Erbvertrag

Der Erbvertrag ist neben dem Testament eine Verfügung von Todes wegen des Erblassers.

Es wird zwischen einseitigen und zweiseitigen Erbverträgen unterschieden:

  • Bei einem einseitigen Erbvertrag verpflichtet sich nur der Erblasser zu einer Verfügung von Todes wegen.
    Unerheblich ist, ob sich auch die andere Vertragspartei zu einer Leistung unter Lebenden verpflichtet, beispielsweise der Pflege des Erblassers.
  • Bei einem zweiseitigen Erbvertrag verpflichten sich beide Vertragsparteien zu Verfügungen zu Todes wegen.
    Der Erbvertrag wird als gegenseitig bezeichnet, wenn sich die Vertragsparteien dabei gegenseitig bedenken.

Der Inhalt des Erbvertrages kann eine Erbeinsetzung, ein Vermächtnis oder eine Auflage sein.

Trotz des Abschluss eines Erbvertrages ist der Erblasser zu seinen Lebzeiten nicht gehindert, über sein Vermögen zu verfügen, zum Beispiel Schenkungen vorzunehmen.
Der Erbe hat aber nach dem Tod des Erblassers die Möglichkeit, einen Bereicherungsanspruch gegen den Beschenkten geltend zu machen.
Voraussetzung hierfür ist aber, dass der Erblassers die Schenkung in den Erben beeinträchtigender Absicht vorgenommen hat. Diese ist gegeben, wenn der Erblasser an der Schenkung kein lebzeitiges Eigeninteresse hatte.

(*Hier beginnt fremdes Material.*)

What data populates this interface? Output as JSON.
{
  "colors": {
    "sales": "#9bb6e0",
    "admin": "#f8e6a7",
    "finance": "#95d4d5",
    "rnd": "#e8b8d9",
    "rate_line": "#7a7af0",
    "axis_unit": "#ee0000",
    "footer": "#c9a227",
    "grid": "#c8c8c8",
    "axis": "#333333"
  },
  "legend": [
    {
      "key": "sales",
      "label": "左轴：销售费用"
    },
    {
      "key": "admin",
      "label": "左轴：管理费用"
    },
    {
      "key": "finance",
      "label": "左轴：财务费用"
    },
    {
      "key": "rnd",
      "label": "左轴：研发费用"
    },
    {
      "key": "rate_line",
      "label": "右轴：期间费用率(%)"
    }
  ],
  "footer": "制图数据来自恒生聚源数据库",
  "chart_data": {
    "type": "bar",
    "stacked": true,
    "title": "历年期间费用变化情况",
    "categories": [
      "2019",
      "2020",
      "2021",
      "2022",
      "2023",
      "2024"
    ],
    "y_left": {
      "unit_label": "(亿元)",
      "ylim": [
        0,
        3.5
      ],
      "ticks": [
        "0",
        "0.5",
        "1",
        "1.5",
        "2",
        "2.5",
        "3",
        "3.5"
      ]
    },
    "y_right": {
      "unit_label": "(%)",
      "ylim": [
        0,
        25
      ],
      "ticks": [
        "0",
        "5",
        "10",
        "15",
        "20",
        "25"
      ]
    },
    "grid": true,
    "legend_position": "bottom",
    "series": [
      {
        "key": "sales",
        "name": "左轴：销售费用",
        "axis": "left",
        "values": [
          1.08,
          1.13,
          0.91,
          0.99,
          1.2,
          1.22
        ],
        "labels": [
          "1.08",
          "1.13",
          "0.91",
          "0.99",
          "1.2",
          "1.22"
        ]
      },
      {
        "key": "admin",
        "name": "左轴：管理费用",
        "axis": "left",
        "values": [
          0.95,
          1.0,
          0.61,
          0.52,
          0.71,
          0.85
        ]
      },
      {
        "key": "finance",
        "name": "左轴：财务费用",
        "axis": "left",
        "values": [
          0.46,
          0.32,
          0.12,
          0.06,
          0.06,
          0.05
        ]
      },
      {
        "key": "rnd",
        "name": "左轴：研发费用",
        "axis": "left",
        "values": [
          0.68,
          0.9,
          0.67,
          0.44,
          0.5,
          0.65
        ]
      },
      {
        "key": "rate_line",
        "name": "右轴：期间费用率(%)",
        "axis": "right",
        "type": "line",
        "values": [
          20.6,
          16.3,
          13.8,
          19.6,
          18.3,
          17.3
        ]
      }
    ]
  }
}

Anders als das Gemeinschaftliche Testament oder das Berliner Testament kann ein Erbvertrag zwischen allen natürlichen Personen geschlossen werden, es können auch mehr als zwei Personen beteiligt sein.

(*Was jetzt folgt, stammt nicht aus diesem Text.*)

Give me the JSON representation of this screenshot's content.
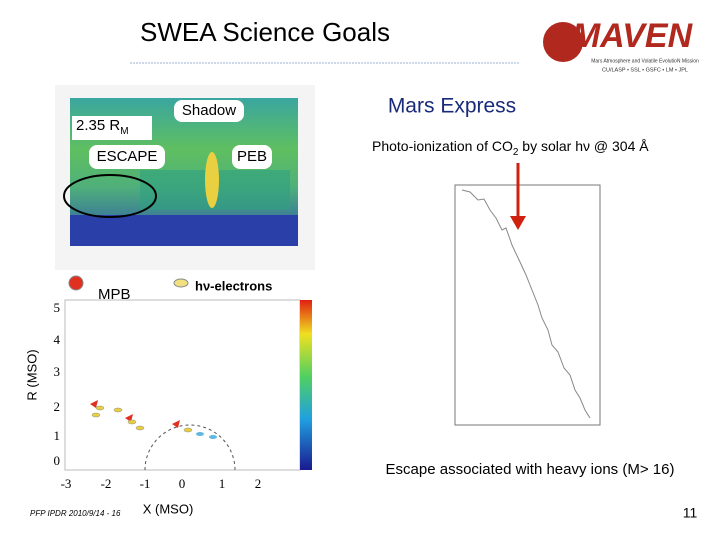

Voraussetzung für die Wirksamkeit des Erbvertrages ist die unbeschränkte Geschäftsfähigkeit der Vertragsparteien, es sei denn es handelt sich um Eheleute oder Verlobte.
Der Erbvertrag bedarf zudem der notariellen Beurkundung.

 

Der Erblasser kann sich wie folgt von dem Erbvertrag lösen:

  • Der Erbvertrag enthält ein Rücktrittsrecht des Erblassers.
  • Der Erblasser behält sich vertraglich das Recht vor, die Verfügungen zu ändern.
  • Beide Parteien können den Erbvertrag durch den Abschluss eines notariell beurkundeten Vertrages aufheben.
  • Ein (nur) zwischen Eheleuten/Lebenspartnern geschlossener Erbvertrag kann durch den Abschluss eines Gemeinschaftliches Testament aufgehoben werden.
  • Der Erblasser kann von dem Erbvertrag zurücktreten, wenn der Bedachte sich einer Verfehlung schuldig gemacht hat, die den Erblasser zur Entziehung des Pflichtteils berechtigen würde.
  • Der Erblasser kann von dem Erbvertrag zurücktreten, wenn die Verfügung mit Rücksicht auf eine rechtsgeschäftliche Verfügung des Bedachten, dem Erblasser für dessen Lebenszeit wiederkehrende Leistungen zu entrichten, insbesondere Unterhalt zu gewähren, getroffen ist, und die Verpflichtung vor dem Tode des Erblassers aufgehoben wird.